Apple’s work on synthesizing voices could eventually be incorporated into an in-house dubbing process around original content for Apple’s entertainment offering, Apple TV+. Apple has reportedly budgeted billions of dollars for the streaming service.
Another investment that might pave the way for other use cases is Apple’s 2020 acquisition of Voysis, an AI startup whose platform enables retailers to add voice to their websites and mobile apps.
Apple’s recent research suggests other possible directions for voice producers’ work, namely speech-to-speech translation and bilingual text-to-speech, in which a monolingual voice is “taught” to speak a second language.
Naturally, competitors are also hard at work on voice synthesis research, right up to aspirational improvements to lip movement sync — that is, matching a speaker’s lip movements to translated audio (e.g., Synthesia).
In 2019, Google debuted Translatotron (Pro), a proof-of-concept, speech-to-speech translation system that skips the traditional text translation step. A November 2020 paper on Google’s work with AI lab DeepMind introduced a system for “large-scale multilingual audiovisual dubbing.” Amazon, meanwhile, explored automated English to Italian dubbing in a January 2020 study (Pro).
Since slots for voice producers are open in several languages, it stands to reason that Apple may have set its sights on adding new language combinations or voice “styles” to Siri’s repertoire. Past voice producer postings sought speakers of Arabic, French, Russian, Spanish, and Turkish. (Siri is currently available in 21 languages, although its neural text-to-voice feature is an option in fewer locales.)
In some ways, the ideal creative producer for voice is a jack of all trades.
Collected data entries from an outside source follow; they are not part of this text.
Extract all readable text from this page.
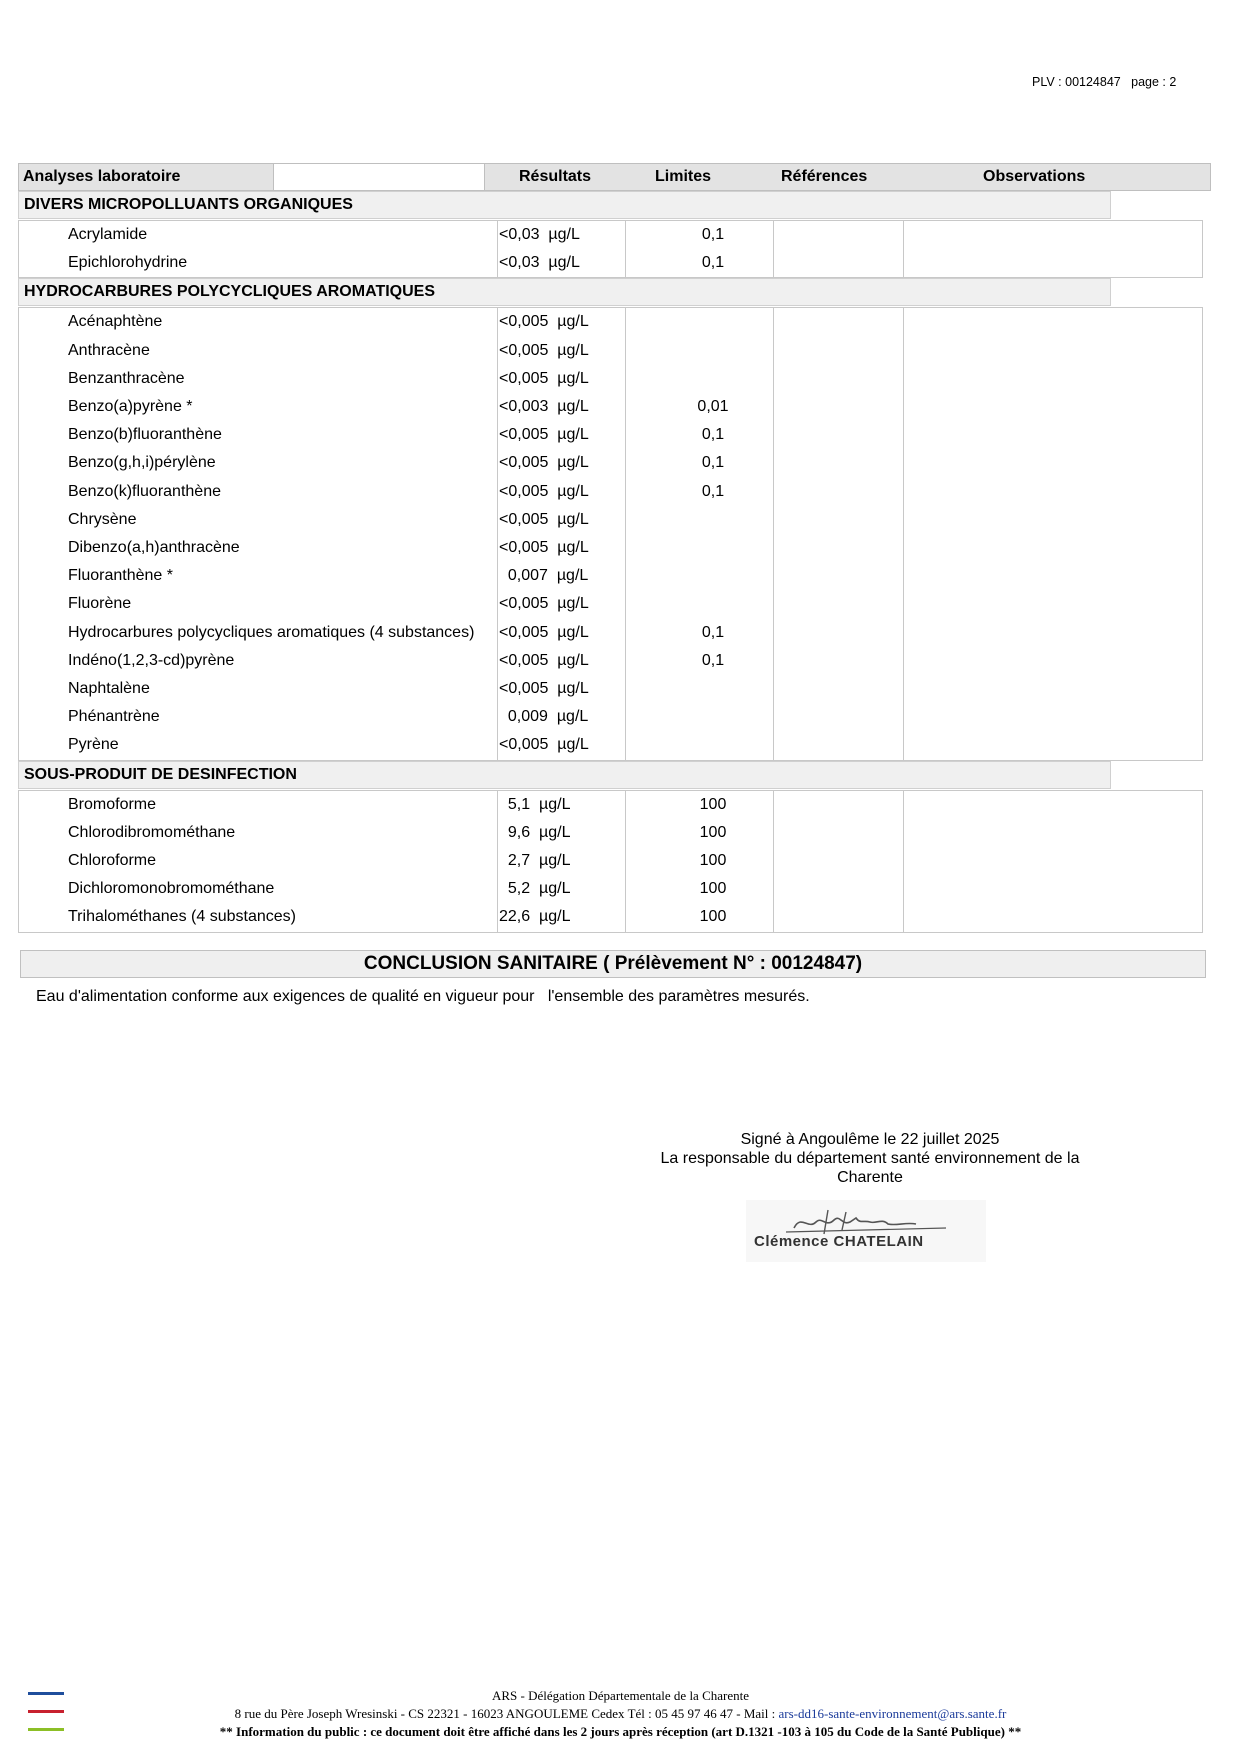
PLV : 00124847   page : 2
Analyses laboratoire	Résultats	Limites	Références	Observations
DIVERS MICROPOLLUANTS ORGANIQUES
Acrylamide	<0,03  µg/L	0,1
Epichlorohydrine	<0,03  µg/L	0,1
HYDROCARBURES POLYCYCLIQUES AROMATIQUES
Acénaphtène	<0,005  µg/L
Anthracène	<0,005  µg/L
Benzanthracène	<0,005  µg/L
Benzo(a)pyrène *	<0,003  µg/L	0,01
Benzo(b)fluoranthène	<0,005  µg/L	0,1
Benzo(g,h,i)pérylène	<0,005  µg/L	0,1
Benzo(k)fluoranthène	<0,005  µg/L	0,1
Chrysène	<0,005  µg/L
Dibenzo(a,h)anthracène	<0,005  µg/L
Fluoranthène *	0,007  µg/L
Fluorène	<0,005  µg/L
Hydrocarbures polycycliques aromatiques (4 substances) <0,005  µg/L	0,1
Indéno(1,2,3-cd)pyrène	<0,005  µg/L	0,1
Naphtalène	<0,005  µg/L
Phénantrène	0,009  µg/L
Pyrène	<0,005  µg/L
SOUS-PRODUIT DE DESINFECTION
Bromoforme	5,1  µg/L	100
Chlorodibromométhane	9,6  µg/L	100
Chloroforme	2,7  µg/L	100
Dichloromonobromométhane	5,2  µg/L	100
Trihalométhanes (4 substances)	22,6  µg/L	100
CONCLUSION SANITAIRE ( Prélèvement N° : 00124847)
Eau d'alimentation conforme aux exigences de qualité en vigueur pour   l'ensemble des paramètres mesurés.
Signé à Angoulême le 22 juillet 2025
La responsable du département santé environnement de la
Charente
Clémence CHATELAIN
ARS - Délégation Départementale de la Charente
8 rue du Père Joseph Wresinski - CS 22321 - 16023 ANGOULEME Cedex Tél : 05 45 97 46 47 - Mail : ars-dd16-sante-environnement@ars.sante.fr
** Information du public : ce document doit être affiché dans les 2 jours après réception (art D.1321 -103 à 105 du Code de la Santé Publique) **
They will hire and manage personnel, such as talent coaches and script supervisors, and coordinate with a variety of colleagues, including writers, translators, engineers, and marketing experts. Voice producers will also be expected to master a number of tools for specific technical work: tracking production progress, validating and improving dialogue translations, and verifying and correcting pronunciation.
Who might fit the bill for such a multifaceted role? Apple is especially interested in hearing from professionals with experience directing audio and video productions; previous relationships with production and post-production houses; knowledge of phonetics and linguistics; and, depending on the specific job post, native fluency in Cantonese, Italian, Japanese, or Mandarin.